Once the game has started, we then get players' botched attempts at this impossible task. This isn't meant to disparage players' writing - the problem lies in the task, not the players - but the results still bore everyone at the table.

Behind the GM's board, the challenges are far worse. This poor soul has to listen to all these stories and amalgamate them into the current campaign, giving life to NPCs the players dreamed up. Pressing these stories into the narrative can threaten the overall campaign, and the result is inevitably that the stronger backstory writers of the group get the campaign's spotlight, while the other players wander about someone else's history wondering who all these people are.

Finally, when death comes knocking as one party member jumps into the wrong magical portal, the massive efforts of the backstory die quietly and pointlessly, and the process begins again. However, this time a player is requested to do the accounting work of making a new character while creating backstory prose and trying not to get distracted by the still-active game.

Proposed Solution

How It Works

Each player has the option to start the game with a tabula rasa character, no better than the common murder hobo. Each one has 5 Story Points to spend.

Story Points allow players in a troubling situation to say 'something from my past comes along to provide help'. It might be that they know a language that the enemy is speaking, or that an old friend has come to join the battle. They might be in need of shelter, or information. Nearly anything goes, so long as the GM doesn't think it interferes with the current story.

Once the player's asked for help, they need to justify the aid with a story on how it all happened. That blacksmith, willing to sell cheap weapons in a village, met the character somewhere. There must be some reason the fighter knows Elvish. Answering these questions naturally creates some backstory. It doesn't have to be a riveting story - anything will suffice.

How It Helps

Players no longer need to write a backstory to have a backstory - the stories are coming, like it or not. And once they do come, everyone in the group has a much better chance of taking some interest in another's story, for two reasons. The first is that the story of fighting on the high seas is relevant to their current situation of being stranded on an island, and asking a nearby fisherman for help. The second is that these stories can come along one piece at a time; with a note on learning dwarvish, then fighting with a dwarvish companion, and finally meeting another dwarvish blacksmith in some random village.

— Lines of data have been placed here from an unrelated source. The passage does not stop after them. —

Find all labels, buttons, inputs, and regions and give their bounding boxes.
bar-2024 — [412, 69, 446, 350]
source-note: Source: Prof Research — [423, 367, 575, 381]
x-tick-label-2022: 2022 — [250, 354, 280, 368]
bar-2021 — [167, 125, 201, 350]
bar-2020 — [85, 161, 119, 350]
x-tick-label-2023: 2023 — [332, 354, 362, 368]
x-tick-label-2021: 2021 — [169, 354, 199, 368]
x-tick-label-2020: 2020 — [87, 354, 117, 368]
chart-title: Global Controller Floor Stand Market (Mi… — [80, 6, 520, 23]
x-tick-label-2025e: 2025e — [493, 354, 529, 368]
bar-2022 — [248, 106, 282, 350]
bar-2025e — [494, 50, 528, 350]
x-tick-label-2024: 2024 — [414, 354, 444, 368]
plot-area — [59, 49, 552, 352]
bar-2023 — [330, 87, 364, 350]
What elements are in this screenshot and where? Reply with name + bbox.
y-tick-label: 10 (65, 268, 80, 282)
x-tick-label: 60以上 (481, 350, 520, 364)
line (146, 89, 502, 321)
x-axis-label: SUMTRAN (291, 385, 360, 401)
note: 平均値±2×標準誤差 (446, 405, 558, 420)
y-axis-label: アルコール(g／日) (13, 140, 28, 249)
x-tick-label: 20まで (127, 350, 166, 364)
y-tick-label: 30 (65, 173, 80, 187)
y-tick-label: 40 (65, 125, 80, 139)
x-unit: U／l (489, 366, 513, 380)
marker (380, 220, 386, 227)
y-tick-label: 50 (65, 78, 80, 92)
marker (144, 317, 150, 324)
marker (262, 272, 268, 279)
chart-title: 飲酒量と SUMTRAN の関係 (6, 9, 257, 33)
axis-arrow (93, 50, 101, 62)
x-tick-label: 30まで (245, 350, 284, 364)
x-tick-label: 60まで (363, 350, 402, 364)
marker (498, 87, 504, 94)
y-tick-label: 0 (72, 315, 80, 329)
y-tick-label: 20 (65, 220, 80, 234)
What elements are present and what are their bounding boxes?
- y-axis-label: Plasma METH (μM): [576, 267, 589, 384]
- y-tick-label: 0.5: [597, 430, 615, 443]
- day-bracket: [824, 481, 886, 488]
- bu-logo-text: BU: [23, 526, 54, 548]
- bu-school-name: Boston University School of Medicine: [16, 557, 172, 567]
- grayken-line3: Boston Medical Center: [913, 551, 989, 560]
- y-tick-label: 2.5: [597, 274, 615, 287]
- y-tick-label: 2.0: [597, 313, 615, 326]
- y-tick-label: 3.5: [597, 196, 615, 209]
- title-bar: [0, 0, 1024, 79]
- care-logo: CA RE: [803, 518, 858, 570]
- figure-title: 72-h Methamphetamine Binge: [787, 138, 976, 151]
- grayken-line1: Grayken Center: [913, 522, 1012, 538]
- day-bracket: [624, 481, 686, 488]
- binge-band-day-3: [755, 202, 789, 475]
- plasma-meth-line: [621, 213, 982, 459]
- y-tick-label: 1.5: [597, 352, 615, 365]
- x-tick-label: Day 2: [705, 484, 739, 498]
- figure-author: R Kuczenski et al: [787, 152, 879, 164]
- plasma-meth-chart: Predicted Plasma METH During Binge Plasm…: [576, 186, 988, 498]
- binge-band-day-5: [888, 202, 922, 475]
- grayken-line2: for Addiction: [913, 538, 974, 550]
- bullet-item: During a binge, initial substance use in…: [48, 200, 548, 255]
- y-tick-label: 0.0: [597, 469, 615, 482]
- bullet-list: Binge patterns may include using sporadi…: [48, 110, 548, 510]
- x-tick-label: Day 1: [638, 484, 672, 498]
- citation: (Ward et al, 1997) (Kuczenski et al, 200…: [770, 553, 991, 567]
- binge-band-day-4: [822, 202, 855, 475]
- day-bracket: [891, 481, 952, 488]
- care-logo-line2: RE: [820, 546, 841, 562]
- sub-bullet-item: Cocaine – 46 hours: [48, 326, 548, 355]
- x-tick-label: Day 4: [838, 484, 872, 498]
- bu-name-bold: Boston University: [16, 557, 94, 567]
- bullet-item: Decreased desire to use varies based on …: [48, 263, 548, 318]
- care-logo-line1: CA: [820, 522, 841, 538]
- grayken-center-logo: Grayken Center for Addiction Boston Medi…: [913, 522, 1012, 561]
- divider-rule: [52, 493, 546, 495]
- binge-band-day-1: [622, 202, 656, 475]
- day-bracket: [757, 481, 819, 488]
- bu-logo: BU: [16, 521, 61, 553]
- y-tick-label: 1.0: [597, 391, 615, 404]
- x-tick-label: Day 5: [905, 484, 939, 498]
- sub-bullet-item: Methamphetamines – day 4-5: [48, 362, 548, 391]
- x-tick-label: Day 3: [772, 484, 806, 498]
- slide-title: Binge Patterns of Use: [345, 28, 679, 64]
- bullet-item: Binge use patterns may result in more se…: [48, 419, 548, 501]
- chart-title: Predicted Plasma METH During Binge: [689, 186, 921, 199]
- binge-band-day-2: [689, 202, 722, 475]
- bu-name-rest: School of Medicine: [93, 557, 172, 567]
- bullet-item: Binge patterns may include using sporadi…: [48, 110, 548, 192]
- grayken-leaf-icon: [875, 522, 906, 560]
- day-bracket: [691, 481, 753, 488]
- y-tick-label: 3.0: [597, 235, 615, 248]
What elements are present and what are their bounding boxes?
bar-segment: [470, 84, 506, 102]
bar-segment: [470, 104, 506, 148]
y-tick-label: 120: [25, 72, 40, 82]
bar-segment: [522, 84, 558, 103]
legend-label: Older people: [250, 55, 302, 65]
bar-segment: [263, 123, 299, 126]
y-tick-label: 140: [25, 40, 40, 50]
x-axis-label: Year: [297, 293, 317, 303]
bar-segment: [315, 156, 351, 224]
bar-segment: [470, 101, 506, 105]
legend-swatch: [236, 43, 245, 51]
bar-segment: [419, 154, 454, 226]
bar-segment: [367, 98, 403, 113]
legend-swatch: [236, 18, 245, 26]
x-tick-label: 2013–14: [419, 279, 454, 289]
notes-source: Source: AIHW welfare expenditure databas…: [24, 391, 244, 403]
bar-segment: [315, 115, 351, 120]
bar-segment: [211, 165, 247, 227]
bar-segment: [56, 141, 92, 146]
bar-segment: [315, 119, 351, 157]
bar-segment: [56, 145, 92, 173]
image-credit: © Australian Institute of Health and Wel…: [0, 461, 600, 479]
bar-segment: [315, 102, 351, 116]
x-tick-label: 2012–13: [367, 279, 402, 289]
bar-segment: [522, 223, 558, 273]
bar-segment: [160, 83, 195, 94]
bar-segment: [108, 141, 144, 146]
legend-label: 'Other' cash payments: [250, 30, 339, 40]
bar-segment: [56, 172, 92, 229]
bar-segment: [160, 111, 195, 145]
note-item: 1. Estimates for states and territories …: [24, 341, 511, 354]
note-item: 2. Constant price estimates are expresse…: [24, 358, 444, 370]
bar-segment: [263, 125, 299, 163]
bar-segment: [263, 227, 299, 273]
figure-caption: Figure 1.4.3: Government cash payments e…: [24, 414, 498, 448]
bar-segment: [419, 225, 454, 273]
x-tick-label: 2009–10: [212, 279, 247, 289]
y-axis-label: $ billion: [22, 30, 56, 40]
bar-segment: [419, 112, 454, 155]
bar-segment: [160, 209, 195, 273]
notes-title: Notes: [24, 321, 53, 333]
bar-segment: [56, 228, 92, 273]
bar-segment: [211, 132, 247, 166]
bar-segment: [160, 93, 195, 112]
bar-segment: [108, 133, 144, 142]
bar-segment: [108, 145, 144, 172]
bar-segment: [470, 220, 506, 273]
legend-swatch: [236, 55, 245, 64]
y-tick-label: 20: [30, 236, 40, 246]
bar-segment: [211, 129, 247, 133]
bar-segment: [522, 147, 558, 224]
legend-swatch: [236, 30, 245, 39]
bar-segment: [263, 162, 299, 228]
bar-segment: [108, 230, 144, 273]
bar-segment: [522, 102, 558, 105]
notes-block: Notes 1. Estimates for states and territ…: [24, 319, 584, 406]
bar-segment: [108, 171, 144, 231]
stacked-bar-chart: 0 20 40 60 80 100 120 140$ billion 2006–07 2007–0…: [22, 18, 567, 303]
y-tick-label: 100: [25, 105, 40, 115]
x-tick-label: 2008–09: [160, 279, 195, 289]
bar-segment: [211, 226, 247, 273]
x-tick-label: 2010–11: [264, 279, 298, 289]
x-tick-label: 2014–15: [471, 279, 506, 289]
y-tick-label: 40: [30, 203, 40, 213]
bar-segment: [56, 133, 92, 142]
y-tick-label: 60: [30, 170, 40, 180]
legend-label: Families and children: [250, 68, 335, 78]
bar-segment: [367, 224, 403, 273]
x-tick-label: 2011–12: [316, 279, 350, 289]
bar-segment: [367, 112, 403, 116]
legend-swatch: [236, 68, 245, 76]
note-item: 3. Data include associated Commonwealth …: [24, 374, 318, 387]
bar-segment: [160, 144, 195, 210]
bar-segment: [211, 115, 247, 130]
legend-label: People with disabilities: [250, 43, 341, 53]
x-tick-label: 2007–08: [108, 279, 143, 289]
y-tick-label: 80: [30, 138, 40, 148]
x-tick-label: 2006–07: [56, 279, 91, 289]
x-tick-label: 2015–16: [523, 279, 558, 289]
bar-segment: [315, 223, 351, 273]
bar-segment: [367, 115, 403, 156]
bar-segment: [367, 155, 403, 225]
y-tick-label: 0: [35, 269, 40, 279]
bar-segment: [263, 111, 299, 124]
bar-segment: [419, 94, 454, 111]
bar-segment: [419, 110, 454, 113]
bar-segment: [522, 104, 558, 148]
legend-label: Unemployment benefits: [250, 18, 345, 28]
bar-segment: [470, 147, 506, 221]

Unlucky players who find their characters dead in session 2 will have lost nothing in terms of effort, because nobody really knew them, and nothing had to be written.

Meanwhile, those who really want to write a backstory can slot those stories into the current campaign as they see fit - the GM doesn't have a jot more work to do.

As the stories are told in real time, each will make sense within the current campaign. Players won't write 3 pages about why they hate the undead, just to find the campaign doesn't care about the undead.

The GM also loses worries about one character's backstory gaining the spotlight all the time. Everyone has 5 Story Points, so anyone can spend them as they please. And if one player decides to drop the lot on gaining military aid and a language in session 1, while others slowly add their backstory, one point at a time, over the next five sessions, then both are legitimate choices.

Fringe Benefits

Story Points have also ended up as a limited store of Deus Ex Machinas. When the group finds itself in a troubling spot in the campaign, they can gain rest and aid from old friends, but have a limited stock of help.

Finally, Story Points provide legitimacy to the old trope of the loner characters so many players like to play. The stoic loner isn't failing to engage in the campaign, but simply 'saving' Story Points. The rest of the group may have spent all their Story Points in the first three sessions in order to gain various benefits, while another has saved theirs for a special occasion, perhaps waiting for a dramatic time to dump every piece of backstory in a single grand opening.